Cela montre aussi que jusqu’à ce jour, le Conseil fédéral n’a pas encore pris connaissance de l’initiative «Pour la sécurité alimentaire» déjà déposée pour laquelle près de 150 000 signatures ont été récoltées en 5 mois. Rien n’a changé pour le Conseil fédéral, celui-ci continue à poursuivre sa politique et à tenir le cap comme si de rien n’était. Il est d’autant plus important que les associations et les citoyens continuent à faire pression. Moi, de mon côté, je le fais en ­lançant des initiatives et d’autres interventions parlementaires. Il faut utiliser le temps entre le dépôt de l’initiative et sa mise en œuvre. Si nous ne le faisons pas, il ne se passera presque rien et le Conseil fédéral pourra réaliser ses plans sans restrictions importantes.

M. Joder, je vous remercie beaucoup de cette interview.

(Interview réalisée par Thomas Kaiser)

Dépôt de l’initiative populaire «Pour la sécurité alimentaire»
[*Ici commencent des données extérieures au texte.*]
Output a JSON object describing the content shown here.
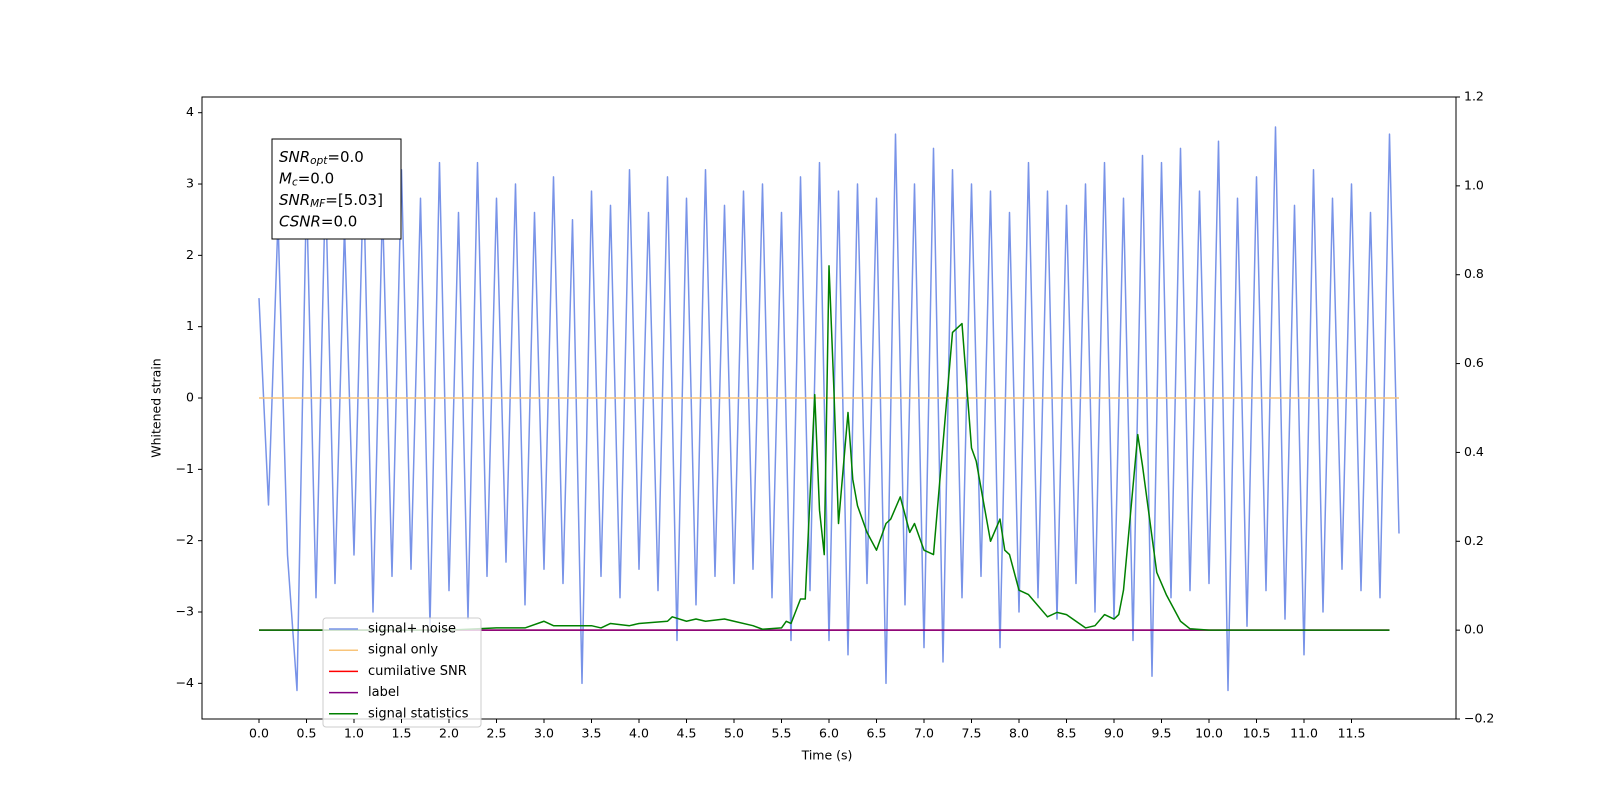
{
  "chart_data": {
    "type": "line",
    "xlabel": "Time (s)",
    "ylabel": "Whitened strain",
    "xlim": [
      -0.6,
      12.6
    ],
    "ylim": [
      -4.5,
      4.22
    ],
    "y2lim": [
      -0.2,
      1.2
    ],
    "xticks": [
      {
        "value": 0,
        "label": "0.0"
      },
      0.5,
      {
        "value": 1,
        "label": "1.0"
      },
      1.5,
      {
        "value": 2,
        "label": "2.0"
      },
      2.5,
      {
        "value": 3,
        "label": "3.0"
      },
      3.5,
      {
        "value": 4,
        "label": "4.0"
      },
      4.5,
      {
        "value": 5,
        "label": "5.0"
      },
      5.5,
      {
        "value": 6,
        "label": "6.0"
      },
      6.5,
      {
        "value": 7,
        "label": "7.0"
      },
      7.5,
      {
        "value": 8,
        "label": "8.0"
      },
      8.5,
      {
        "value": 9,
        "label": "9.0"
      },
      9.5,
      {
        "value": 10,
        "label": "10.0"
      },
      10.5,
      {
        "value": 11,
        "label": "11.0"
      },
      11.5
    ],
    "yticks": [
      {
        "value": -4,
        "label": "−4"
      },
      {
        "value": -3,
        "label": "−3"
      },
      {
        "value": -2,
        "label": "−2"
      },
      {
        "value": -1,
        "label": "−1"
      },
      0,
      1,
      2,
      3,
      4
    ],
    "y2ticks": [
      {
        "value": -0.2,
        "label": "−0.2"
      },
      {
        "value": 0,
        "label": "0.0"
      },
      0.2,
      0.4,
      0.6,
      0.8,
      {
        "value": 1,
        "label": "1.0"
      },
      1.2
    ],
    "legend": "lower left",
    "annotation": [
      {
        "base": "SNR",
        "sub": "opt",
        "rest": "=0.0"
      },
      {
        "base": "M",
        "sub": "c",
        "rest": "=0.0"
      },
      {
        "base": "SNR",
        "sub": "MF",
        "rest": "=[5.03]"
      },
      {
        "base": "CSNR",
        "sub": null,
        "rest": "=0.0"
      }
    ],
    "series": [
      {
        "name": "signal+ noise",
        "color": "#7893e8",
        "axis": "y",
        "x": [
          0,
          0.1,
          0.2,
          0.3,
          0.4,
          0.5,
          0.6,
          0.7,
          0.8,
          0.9,
          1,
          1.1,
          1.2,
          1.3,
          1.4,
          1.5,
          1.6,
          1.7,
          1.8,
          1.9,
          2,
          2.1,
          2.2,
          2.3,
          2.4,
          2.5,
          2.6,
          2.7,
          2.8,
          2.9,
          3,
          3.1,
          3.2,
          3.3,
          3.4,
          3.5,
          3.6,
          3.7,
          3.8,
          3.9,
          4,
          4.1,
          4.2,
          4.3,
          4.4,
          4.5,
          4.6,
          4.7,
          4.8,
          4.9,
          5,
          5.1,
          5.2,
          5.3,
          5.4,
          5.5,
          5.6,
          5.7,
          5.8,
          5.9,
          6,
          6.1,
          6.2,
          6.3,
          6.4,
          6.5,
          6.6,
          6.7,
          6.8,
          6.9,
          7,
          7.1,
          7.2,
          7.3,
          7.4,
          7.5,
          7.6,
          7.7,
          7.8,
          7.9,
          8,
          8.1,
          8.2,
          8.3,
          8.4,
          8.5,
          8.6,
          8.7,
          8.8,
          8.9,
          9,
          9.1,
          9.2,
          9.3,
          9.4,
          9.5,
          9.6,
          9.7,
          9.8,
          9.9,
          10,
          10.1,
          10.2,
          10.3,
          10.4,
          10.5,
          10.6,
          10.7,
          10.8,
          10.9,
          11,
          11.1,
          11.2,
          11.3,
          11.4,
          11.5,
          11.6,
          11.7,
          11.8,
          11.9,
          12
        ],
        "values": [
          1.4,
          -1.5,
          2.5,
          -2.2,
          -4.1,
          2.9,
          -2.8,
          3.0,
          -2.6,
          2.4,
          -2.2,
          3.1,
          -3.0,
          2.7,
          -2.5,
          3.2,
          -2.4,
          2.8,
          -3.2,
          3.3,
          -2.7,
          2.6,
          -3.1,
          3.3,
          -2.5,
          2.8,
          -2.3,
          3.0,
          -2.9,
          2.6,
          -2.4,
          3.1,
          -2.6,
          2.5,
          -4.0,
          2.9,
          -2.5,
          2.7,
          -2.8,
          3.2,
          -2.4,
          2.6,
          -2.7,
          3.1,
          -3.4,
          2.8,
          -2.9,
          3.2,
          -2.5,
          2.7,
          -2.6,
          2.9,
          -2.4,
          3.0,
          -2.8,
          2.6,
          -3.4,
          3.1,
          -2.7,
          3.3,
          -3.4,
          2.9,
          -3.6,
          3.0,
          -2.6,
          2.8,
          -4.0,
          3.7,
          -2.9,
          3.0,
          -3.5,
          3.5,
          -3.7,
          3.2,
          -2.8,
          3.0,
          -2.5,
          2.9,
          -3.5,
          2.6,
          -3.0,
          3.3,
          -2.8,
          2.9,
          -3.1,
          2.7,
          -2.6,
          3.0,
          -3.0,
          3.3,
          -3.1,
          2.8,
          -3.4,
          3.4,
          -3.9,
          3.3,
          -2.8,
          3.5,
          -2.7,
          2.9,
          -2.6,
          3.6,
          -4.1,
          2.8,
          -3.2,
          3.1,
          -2.7,
          3.8,
          -3.1,
          2.7,
          -3.6,
          3.2,
          -3.0,
          2.8,
          -2.4,
          3.0,
          -2.7,
          2.6,
          -2.8,
          3.7,
          -1.9
        ]
      },
      {
        "name": "signal only",
        "color": "#f8c47a",
        "axis": "y",
        "x": [
          0,
          12
        ],
        "values": [
          0,
          0
        ]
      },
      {
        "name": "cumilative SNR",
        "color": "#ff0000",
        "axis": "y2",
        "x": [
          0,
          11.9
        ],
        "values": [
          0,
          0
        ]
      },
      {
        "name": "label",
        "color": "#800080",
        "axis": "y2",
        "x": [
          0,
          11.9
        ],
        "values": [
          0,
          0
        ]
      },
      {
        "name": "signal statistics",
        "color": "#008000",
        "axis": "y2",
        "x": [
          0,
          1,
          2,
          2.5,
          2.8,
          3.0,
          3.1,
          3.5,
          3.6,
          3.7,
          3.9,
          4.0,
          4.3,
          4.35,
          4.5,
          4.6,
          4.7,
          4.9,
          5.0,
          5.2,
          5.3,
          5.5,
          5.55,
          5.6,
          5.7,
          5.75,
          5.85,
          5.9,
          5.95,
          6.0,
          6.05,
          6.1,
          6.2,
          6.25,
          6.3,
          6.4,
          6.5,
          6.6,
          6.65,
          6.75,
          6.85,
          6.9,
          7.0,
          7.1,
          7.3,
          7.4,
          7.5,
          7.55,
          7.7,
          7.8,
          7.85,
          7.9,
          8.0,
          8.1,
          8.3,
          8.4,
          8.5,
          8.6,
          8.7,
          8.8,
          8.9,
          9.0,
          9.05,
          9.1,
          9.25,
          9.3,
          9.45,
          9.55,
          9.7,
          9.8,
          10.0,
          11.9
        ],
        "values": [
          0,
          0,
          0,
          0.005,
          0.005,
          0.02,
          0.01,
          0.01,
          0.005,
          0.015,
          0.01,
          0.015,
          0.02,
          0.03,
          0.02,
          0.025,
          0.02,
          0.025,
          0.02,
          0.01,
          0.002,
          0.005,
          0.02,
          0.015,
          0.07,
          0.07,
          0.53,
          0.27,
          0.17,
          0.82,
          0.55,
          0.24,
          0.49,
          0.34,
          0.28,
          0.22,
          0.18,
          0.24,
          0.25,
          0.3,
          0.22,
          0.24,
          0.18,
          0.17,
          0.67,
          0.69,
          0.41,
          0.38,
          0.2,
          0.25,
          0.18,
          0.17,
          0.09,
          0.08,
          0.03,
          0.04,
          0.035,
          0.02,
          0.005,
          0.01,
          0.035,
          0.025,
          0.035,
          0.09,
          0.44,
          0.37,
          0.13,
          0.08,
          0.02,
          0.003,
          0,
          0
        ]
      }
    ]
  }
}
thk. C’était un moment très émouvant: malgré une pluie battante, de nombreux délégués de tous les cantons se sont rendus à Berne pour déposer les signatures recueillies à la Chancellerie fédérale. Des représentants de divers cantons ont présenté leurs spécialités agricoles qu’ils avaient chargées sur de petits chariots décorés avec amour et qu’ils tiraient derrière eux lors du cortège à travers la vieille ville de Berne. Enfants, jeunes et personnes âgées, portant solennellement les costumes traditionnels, étaient présents et attendaient malgré le vent et la pluie devant l’aile ouest du Palais fédéral. Encadrés de musique joyeuse, tout le monde voulait assister à l’acte souverain de la remise des signatures. Les 26 drapeaux des cantons ainsi que le drapeau suisse soulignaient l’atmosphère digne de cet acte politique. Un canton après l’autre a remis les boîtes avec les signatures recueillies au représentant de la Chancellerie fédérale. Près de 150 000 signatures authentifiées ont été récoltées en seulement 5 mois – un signal fort à l’adresse de la politique agricole du Conseil fédéral et en faveur du renforcement de l’agriculture nationale, car c’est exactement cela que veut atteindre l’initiative populaire «Pour la sécurité alimentaire grâce à la production nationale» en proposant un amendement de l’article constitutionnel actuel. Le conseiller national Markus Ritter, président de l’Association suisse des paysans (USP), et le directeur de l’USP, Jacques Bourgeois, ont valorisé dans leurs interventions l’engagement et le grand soutien ainsi que l’importance internationale et nationale de cette initiative populaire. «Ensemble», a expliqué Markus Ritter, «nous pouvons gagner.»